There is much documentation about Dutch Settlement, but very little evidence of its sister settlement of Lynnville.  They were established two years apart, about two miles apart.  Around 1808, two Lynn families left Lynn, Massachusetts with an oxen team to settle on 640 acres.  Lynnville sprang up around the intersection of what are now Maple and Grange Roads in Clay.  Both settlements survived 1816, “The Year of No Summer,” in which ice formed even in August.  On the 1854 Fagan map, every farm along the upper half of what is now Maple Road shows the surname of Lynn.  For many decades, what is Maple Road was known as the Lynnville Road.  Where Maple Road meets the railroad was called Lynn’s Crossing.  The area was called Lynnville.

 

It had no church during this period.  The residents worshipped in homes.  Sometime around 1850, the first school was built of wood and named Lynn School after John Lynn who donated the land on the corner of present-day Grange and Van Hoesen Roads.  It may have also been used as a place of worship.  Around 1860 this building was moved north and used as a barn on the farm of Alonzo Lynn.  A second school house was built of red brick to take its place. 

 

From the original manuscript of Edwin H. Young is his story of the brick school house, “My Uncle Trake (William N. Young) taught school there shortly after Civil War time. Allie Van Alstyne. Dan VanAlystyne’s son, carried me on his back part of the way to school on my first day of attendance.  I was five then.  Its brick walls were cracked and braced with iron rods as far back as I can remember.  I believe my first teacher was Beanie Pink.  It seems to have been her real name and I assume that the spelling was correct….father was school trustee at that time.  According to my recollection, the next teacher was a Miss Anna Coughtry, a fat, good-natured woman who liked children I believe she was related to the cigar firm– Coughtry.

 

“About this time, Arbor Day as a National institution began to be observed by the schools.  One year we put on an ambition program and filled the school yard full of trees….we school children dug them out of Mr.
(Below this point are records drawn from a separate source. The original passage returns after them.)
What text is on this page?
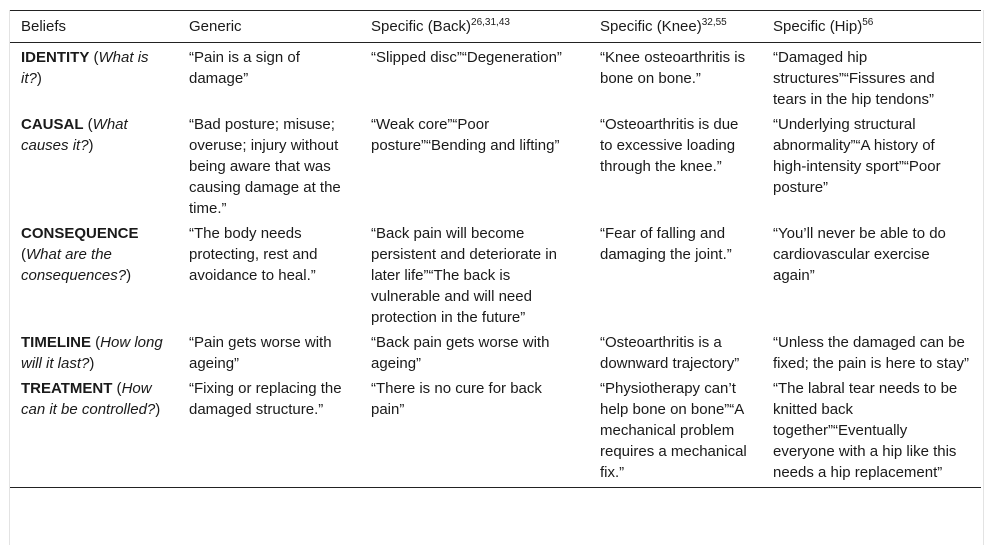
Beliefs	Generic	Specific (Back)$^{26,31,43}$	Specific (Knee)$^{32,55}$	Specific (Hip)$^{56}$
IDENTITY (What is it?)	“Pain is a sign of damage”	“Slipped disc”“Degeneration”	“Knee osteoarthritis is bone on bone.”	“Damaged hip structures”“Fissures and tears in the hip tendons”
CAUSAL (What causes it?)	“Bad posture; misuse; overuse; injury without being aware that was causing damage at the time.”	“Weak core”“Poor posture”“Bending and lifting”	“Osteoarthritis is due to excessive loading through the knee.”	“Underlying structural abnormality”“A history of high-intensity sport”“Poor posture”
CONSEQUENCE (What are the consequences?)	“The body needs protecting, rest and avoidance to heal.”	“Back pain will become persistent and deteriorate in later life”“The back is vulnerable and will need protection in the future”	“Fear of falling and damaging the joint.”	“You’ll never be able to do cardiovascular exercise again”
TIMELINE (How long will it last?)	“Pain gets worse with ageing”	“Back pain gets worse with ageing”	“Osteoarthritis is a downward trajectory”	“Unless the damaged can be fixed; the pain is here to stay”
TREATMENT (How can it be controlled?)	“Fixing or replacing the damaged structure.”	“There is no cure for back pain”	“Physiotherapy can’t help bone on bone”“A mechanical problem requires a mechanical fix.”	“The labral tear needs to be knitted back together”“Eventually everyone with a hip like this needs a hip replacement”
Brown’s woods (later the home of Bud Lepinske), former Town historian) and dragged them down through the fields….to the schoolyard where we set them out….with appropriate speeches and spirited proclamations.  We named them all after great historical figures and celebrities.” Some of them may still be standing there.

 

In 1871, the Syracuse Northern Railroad opened from Syracuse to Sandy Creek.  This led to the rapid development of the once bustling Cigarville – now hamlet of Clay.  It  had gotten the name Cigarville from the Post Office that was now stationed in the Railroad station.  Sister hamlets of Lynnville and Dutch Settlement faded out, while Cigarville became prominent.  Lynnville school was actually beginning to be called Cigarville school by 1896.

 

The brick school house was repaired in 1888 and torn down in 1897.  While Stewart was building the present wooded structure, the students went to school at the building now known as the Clay Hotel.  However, in 1892, this photo of the brick building had been taken with the students standing in front.  They were: “ Front row, left to right:  Vern Post, Clarence Blanchard, Charlie Waterbury, Clara Blanchard, Ethel Young, Lillian Lepinske, Charlotte Lepinske, Elvira Phillips, Lewis Wetzel, Ray Blanchard (holding slate), Grover Wetzel, Dan Diffen, Claude Sadler, Bert Waterbury.  Second row:  Matt Frawley, Tom Wetzel, Chippie DeLong (cigar maker), Lizzie Blanchard, Marie Wetzel, Harriet Blanchard, John Sweigert, Rolland Strever.”  A bell for the new school was purchased with money that was raised by the mothers holding an oyster supper.  The bell now resides at Immanuel Evangelical Lutheran Church, Route 31, and Clay, New York.

 

After 100 years as a place of learning, now known as District 5 School, Lynnville was closed in 1950 with the construction of Cicero Elementary School in the newly formed North Syracuse Central School District.  At the time of its closing, only grades 1-3 were taught there with grades 4-6 being bused to neighboring district schools.